The literature has reported contradictory findings regarding inhaler/nasal steroid usage and IOP. The first report about IOP and inhaled steroids was published in 1993 by Dreyer.15 Glaucoma was reported in three patients during treatment with inhaled beclomethasone dipropionate. Opatowsky et al3 also showed IOP elevation in three cases with inhaled and/or nasal beclomethasone dipropionate treatment. They concluded that this effect was reversible with elimination of the drugs. Moreover, Öztürk et al13 followed-up patients who underwent endoscopic sinus surgery and who used budesonide and beclomethasone dipropionate on average for 8.8 months, and no statistically significant increase in IOP was observed. Man et al16 performed a similar study in which patients used fluticasone propionate for 6 weeks postoperatively, and neither IOP elevation nor posterior subcapsular cataract formation was observed. In a double-blind prospective experimental study, the effect of nasal steroids (fluticasone propionate, mometasone furoate, and beclomethasone dipropionate) on the IOPs of patients with rhinitis was studied for 1 year; significant alteration in the IOPs, which were found to be within normal limits, was not observed.5 In our study, we encountered similar findings; no statistically significant elevation was observed in the IOP parameters during the 6-month period with fluticasone and mometasone nasal steroids.

Steroid-induced IOP elevation can occur in patients with risk factors, including primary open angle glaucoma, diabetes mellitus, high myopia, connective tissue disorders, and a first degree relative with primary open angle glaucoma.9,17

Although patients with ocular hypertension and glaucoma have a tendency for IOP increment when using nasal steroids, contradictory findings have also been reported in this patient group. Garbe et al12 investigated the effect of normal and high dosage inhaler steroid treatment on IOP in glaucomatous and ocular hypertensive patients, and they suggested that only high dose administration of these steroids for 3 or more months was associated with ocular hypertension and glaucoma.

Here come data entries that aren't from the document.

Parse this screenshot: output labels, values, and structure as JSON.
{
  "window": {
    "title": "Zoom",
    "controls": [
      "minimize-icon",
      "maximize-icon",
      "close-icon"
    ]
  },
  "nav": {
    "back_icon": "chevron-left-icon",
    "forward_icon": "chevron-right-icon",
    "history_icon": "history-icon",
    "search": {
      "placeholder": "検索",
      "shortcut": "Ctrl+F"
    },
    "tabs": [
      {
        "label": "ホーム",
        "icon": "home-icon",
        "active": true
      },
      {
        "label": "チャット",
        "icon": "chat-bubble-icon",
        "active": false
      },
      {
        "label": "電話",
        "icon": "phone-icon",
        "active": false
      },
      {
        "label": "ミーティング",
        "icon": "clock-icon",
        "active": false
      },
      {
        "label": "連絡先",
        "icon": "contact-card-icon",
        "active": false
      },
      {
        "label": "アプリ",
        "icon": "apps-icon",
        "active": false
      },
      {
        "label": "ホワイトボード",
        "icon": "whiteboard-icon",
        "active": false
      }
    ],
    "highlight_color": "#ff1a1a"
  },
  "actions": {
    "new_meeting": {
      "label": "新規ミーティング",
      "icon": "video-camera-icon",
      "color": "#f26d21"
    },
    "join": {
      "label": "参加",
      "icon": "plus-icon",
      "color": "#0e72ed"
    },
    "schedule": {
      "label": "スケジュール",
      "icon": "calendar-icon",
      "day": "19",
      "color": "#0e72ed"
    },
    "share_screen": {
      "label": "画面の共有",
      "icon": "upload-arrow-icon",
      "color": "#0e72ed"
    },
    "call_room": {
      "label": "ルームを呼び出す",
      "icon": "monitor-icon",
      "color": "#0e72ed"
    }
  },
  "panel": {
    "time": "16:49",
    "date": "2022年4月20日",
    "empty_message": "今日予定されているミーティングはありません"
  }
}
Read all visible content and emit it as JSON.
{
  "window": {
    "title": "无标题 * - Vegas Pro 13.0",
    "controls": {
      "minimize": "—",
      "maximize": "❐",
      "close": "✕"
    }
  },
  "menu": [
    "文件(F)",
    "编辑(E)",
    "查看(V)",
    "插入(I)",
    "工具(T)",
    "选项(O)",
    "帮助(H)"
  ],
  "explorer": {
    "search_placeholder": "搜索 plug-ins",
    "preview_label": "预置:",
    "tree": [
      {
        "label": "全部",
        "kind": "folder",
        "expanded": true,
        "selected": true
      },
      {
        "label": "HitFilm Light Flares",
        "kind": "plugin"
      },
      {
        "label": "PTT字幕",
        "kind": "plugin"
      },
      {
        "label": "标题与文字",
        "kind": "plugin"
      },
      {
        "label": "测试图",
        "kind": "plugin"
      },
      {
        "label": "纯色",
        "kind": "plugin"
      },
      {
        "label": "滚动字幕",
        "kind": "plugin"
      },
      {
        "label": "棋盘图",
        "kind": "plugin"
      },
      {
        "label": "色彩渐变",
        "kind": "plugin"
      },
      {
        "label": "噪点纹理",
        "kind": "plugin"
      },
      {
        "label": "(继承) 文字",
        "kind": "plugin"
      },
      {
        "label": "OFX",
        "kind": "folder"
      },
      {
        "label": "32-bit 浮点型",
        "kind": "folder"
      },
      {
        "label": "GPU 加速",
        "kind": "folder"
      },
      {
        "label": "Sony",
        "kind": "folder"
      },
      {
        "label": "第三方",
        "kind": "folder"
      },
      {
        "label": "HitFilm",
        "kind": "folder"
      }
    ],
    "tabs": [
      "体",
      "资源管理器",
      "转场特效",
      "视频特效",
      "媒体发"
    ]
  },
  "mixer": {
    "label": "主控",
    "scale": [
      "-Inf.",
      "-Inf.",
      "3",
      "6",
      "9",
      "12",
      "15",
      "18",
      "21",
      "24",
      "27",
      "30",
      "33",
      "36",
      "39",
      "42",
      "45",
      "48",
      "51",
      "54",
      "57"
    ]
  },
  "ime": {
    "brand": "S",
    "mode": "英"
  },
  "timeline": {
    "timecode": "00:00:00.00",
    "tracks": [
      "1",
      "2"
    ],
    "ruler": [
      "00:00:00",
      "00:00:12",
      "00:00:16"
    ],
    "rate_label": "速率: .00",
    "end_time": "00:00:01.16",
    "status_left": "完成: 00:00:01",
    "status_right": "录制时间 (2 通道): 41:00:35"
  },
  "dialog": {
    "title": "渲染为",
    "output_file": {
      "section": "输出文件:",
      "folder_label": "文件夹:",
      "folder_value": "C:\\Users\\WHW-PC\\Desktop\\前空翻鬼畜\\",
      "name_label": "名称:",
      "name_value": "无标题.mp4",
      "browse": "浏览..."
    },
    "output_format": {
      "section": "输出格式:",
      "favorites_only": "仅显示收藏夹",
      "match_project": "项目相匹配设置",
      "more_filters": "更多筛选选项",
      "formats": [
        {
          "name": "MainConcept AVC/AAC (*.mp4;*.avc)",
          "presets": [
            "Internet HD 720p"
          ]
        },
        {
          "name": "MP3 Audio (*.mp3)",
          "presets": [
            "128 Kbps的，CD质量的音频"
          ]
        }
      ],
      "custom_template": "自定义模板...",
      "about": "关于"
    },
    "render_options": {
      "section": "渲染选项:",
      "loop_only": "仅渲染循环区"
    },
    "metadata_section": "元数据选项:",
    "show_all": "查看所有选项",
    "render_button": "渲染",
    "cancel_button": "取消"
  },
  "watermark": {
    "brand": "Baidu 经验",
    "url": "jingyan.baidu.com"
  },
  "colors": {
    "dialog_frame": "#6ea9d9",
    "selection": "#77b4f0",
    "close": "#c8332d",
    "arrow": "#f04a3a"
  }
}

In a small placebo-controlled, prospective, randomized trial, 19 patients, with primary open angle glaucoma or ocular hypertension, used beclomethasone dipropionate nasal spray for 6 weeks, and the authors concluded that no statistically significant increment was observed in IOP when compared with the placebo group.10

The only study that found detrimental effects of nasal steroids was by Bui et al,14 and they stated that discontinuing nasal steroids revealed a statistically significant reduction in IOP in patients with glaucoma and ocular hypertension (12 patients, eleven with glaucoma and one with ocular hypertension). While they concluded that nasal steroids might elevate IOP, the patients in their study used different types of nasal steroids (both first- and second-generation steroids), and measurements were not selectively performed for each type of steroid.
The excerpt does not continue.